This question is similliar to my other one
I have 2 arrays:
fruitsArray = ["apple", "mango", "blueberry", "orange"]
vegArray = ["tomato", "potato", "mango", "blueberry"]
How can I get the uncommon elements of fruitsArray comparing to vegArray
Expected Output = ["apple", orange]
Convert arrays to Set and use subtract() function to get what you want
let fruitsArray = ["apple", "mango", "blueberry", "orange"]
let vegArray = ["tomato", "potato", "mango", "blueberry"]
let set1 = Set(fruitsArray)
let set2 = Set(vegArray)
let filter = Array(set1.subtract(set2))
println(filter) //[apple, orange]
One line
let fruitsArray = ["apple", "mango", "blueberry", "orange"]
let vegArray = ["tomato", "potato", "mango", "blueberry"]
let answer = fruitsArray.filter{ item in !vegArray.contains(item) }
print("\(answer)") // ["apple", "orange"]
There are actually a couple of difficulties with this operation. First off, there's a difference between the two things you could be asking for: either "difference" or "subtraction". Difference would return the elements that aren't in both arrays, so for instance:
let fruitsArray = ["apple", "mango", "blueberry", "orange"]
let vegArray = ["tomato", "potato", "mango", "blueberry"]
difference(fruitsArray, vegArray) // ["apple", "orange", "tomato", "blueberry"]
That doesn't seem to be what you're asking for, but it's worth bearing in mind.
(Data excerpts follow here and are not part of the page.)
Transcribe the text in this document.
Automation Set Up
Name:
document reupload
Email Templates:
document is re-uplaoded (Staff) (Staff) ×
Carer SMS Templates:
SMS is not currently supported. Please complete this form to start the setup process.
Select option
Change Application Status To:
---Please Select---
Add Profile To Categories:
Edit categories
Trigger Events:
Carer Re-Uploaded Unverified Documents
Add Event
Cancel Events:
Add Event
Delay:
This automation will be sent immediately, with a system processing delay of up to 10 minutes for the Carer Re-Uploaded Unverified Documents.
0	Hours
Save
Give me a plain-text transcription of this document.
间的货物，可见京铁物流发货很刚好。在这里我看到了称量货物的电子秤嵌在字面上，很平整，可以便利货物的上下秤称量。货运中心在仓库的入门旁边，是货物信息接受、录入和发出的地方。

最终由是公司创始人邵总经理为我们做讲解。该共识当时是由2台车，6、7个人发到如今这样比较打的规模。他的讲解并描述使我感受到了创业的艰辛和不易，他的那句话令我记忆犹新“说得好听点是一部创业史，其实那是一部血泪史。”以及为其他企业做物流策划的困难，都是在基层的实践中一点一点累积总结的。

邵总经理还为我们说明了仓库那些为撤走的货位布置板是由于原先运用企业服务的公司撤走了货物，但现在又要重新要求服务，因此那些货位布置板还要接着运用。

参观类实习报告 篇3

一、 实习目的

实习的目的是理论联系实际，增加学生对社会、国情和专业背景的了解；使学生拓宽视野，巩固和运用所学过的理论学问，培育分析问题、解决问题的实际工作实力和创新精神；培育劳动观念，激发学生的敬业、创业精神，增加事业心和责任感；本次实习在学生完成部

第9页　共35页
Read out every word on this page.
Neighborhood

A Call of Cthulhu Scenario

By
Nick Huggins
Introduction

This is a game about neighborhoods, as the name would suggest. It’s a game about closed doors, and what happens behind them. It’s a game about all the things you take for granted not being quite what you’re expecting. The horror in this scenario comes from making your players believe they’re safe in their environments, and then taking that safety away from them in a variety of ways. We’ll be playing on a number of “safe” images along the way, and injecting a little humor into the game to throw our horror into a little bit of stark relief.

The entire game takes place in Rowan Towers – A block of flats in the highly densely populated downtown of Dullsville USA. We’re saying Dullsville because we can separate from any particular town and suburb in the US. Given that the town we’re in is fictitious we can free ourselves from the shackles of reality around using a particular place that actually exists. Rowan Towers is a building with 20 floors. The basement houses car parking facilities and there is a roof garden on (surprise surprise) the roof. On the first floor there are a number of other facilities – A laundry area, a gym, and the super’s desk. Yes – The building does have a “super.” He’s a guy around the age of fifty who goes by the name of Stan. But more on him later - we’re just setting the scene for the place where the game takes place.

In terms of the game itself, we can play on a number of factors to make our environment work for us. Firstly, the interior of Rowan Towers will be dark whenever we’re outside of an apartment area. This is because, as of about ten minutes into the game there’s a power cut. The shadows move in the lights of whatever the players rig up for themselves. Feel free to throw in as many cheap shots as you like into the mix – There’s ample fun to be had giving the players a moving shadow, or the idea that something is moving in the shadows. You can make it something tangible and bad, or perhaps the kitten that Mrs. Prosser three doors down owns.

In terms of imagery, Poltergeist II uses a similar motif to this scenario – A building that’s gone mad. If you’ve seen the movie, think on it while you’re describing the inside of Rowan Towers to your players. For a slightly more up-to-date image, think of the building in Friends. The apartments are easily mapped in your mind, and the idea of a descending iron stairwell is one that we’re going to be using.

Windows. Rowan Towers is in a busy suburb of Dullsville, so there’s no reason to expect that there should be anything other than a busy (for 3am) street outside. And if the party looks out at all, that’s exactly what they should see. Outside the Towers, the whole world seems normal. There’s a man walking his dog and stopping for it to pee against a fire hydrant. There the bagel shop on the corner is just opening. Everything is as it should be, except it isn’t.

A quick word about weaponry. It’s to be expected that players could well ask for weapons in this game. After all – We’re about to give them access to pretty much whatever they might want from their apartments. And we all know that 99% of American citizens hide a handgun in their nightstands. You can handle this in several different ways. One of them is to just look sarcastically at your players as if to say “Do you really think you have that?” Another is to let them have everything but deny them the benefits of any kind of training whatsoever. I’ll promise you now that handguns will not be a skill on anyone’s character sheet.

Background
The second is a "subtraction", which would yield your expected result. There's one more thing to bear in mind about this. The obvious one-liner:
fruitsArray.filter{ !vegArray.contains($0) }
// ["apple", "orange"]
Is quadratic. No issue if performance isn't important, but it's easily avoidable, using a Set. Now, you could convert both, and use the normal Set methods, but that's unnecessary. Converting to a Set is O(n) (I think, I'm not actually sure), but you're going to have to iterate through the set from fruitsArray anyway, and convert it back to an array in the end. The only advantage of a Set is that is has an O(1) contains method - so you only need to convert the this that you're using contains on. The most efficient way, I think, is:
let vSet = Set(vegArray)
fruitsArray.filter { m in !vSet.contains(m) }
Powerful functional one-liner:
// Swift 1.2
let differenceResult = fruitsArray.filter({!contains(vegArray, $0)})
// Swift 2.0
let differenceResult = fruitsArray.filter(!vegArray.contains)
and obviously for your other question, simply remove the !:
// Swift 1.2
let intersectionResult = fruitsArray.filter({contains(vegArray, $0)})
// Swift 2.0
let intersectionResult = fruitsArray.filter(vegArray.contains)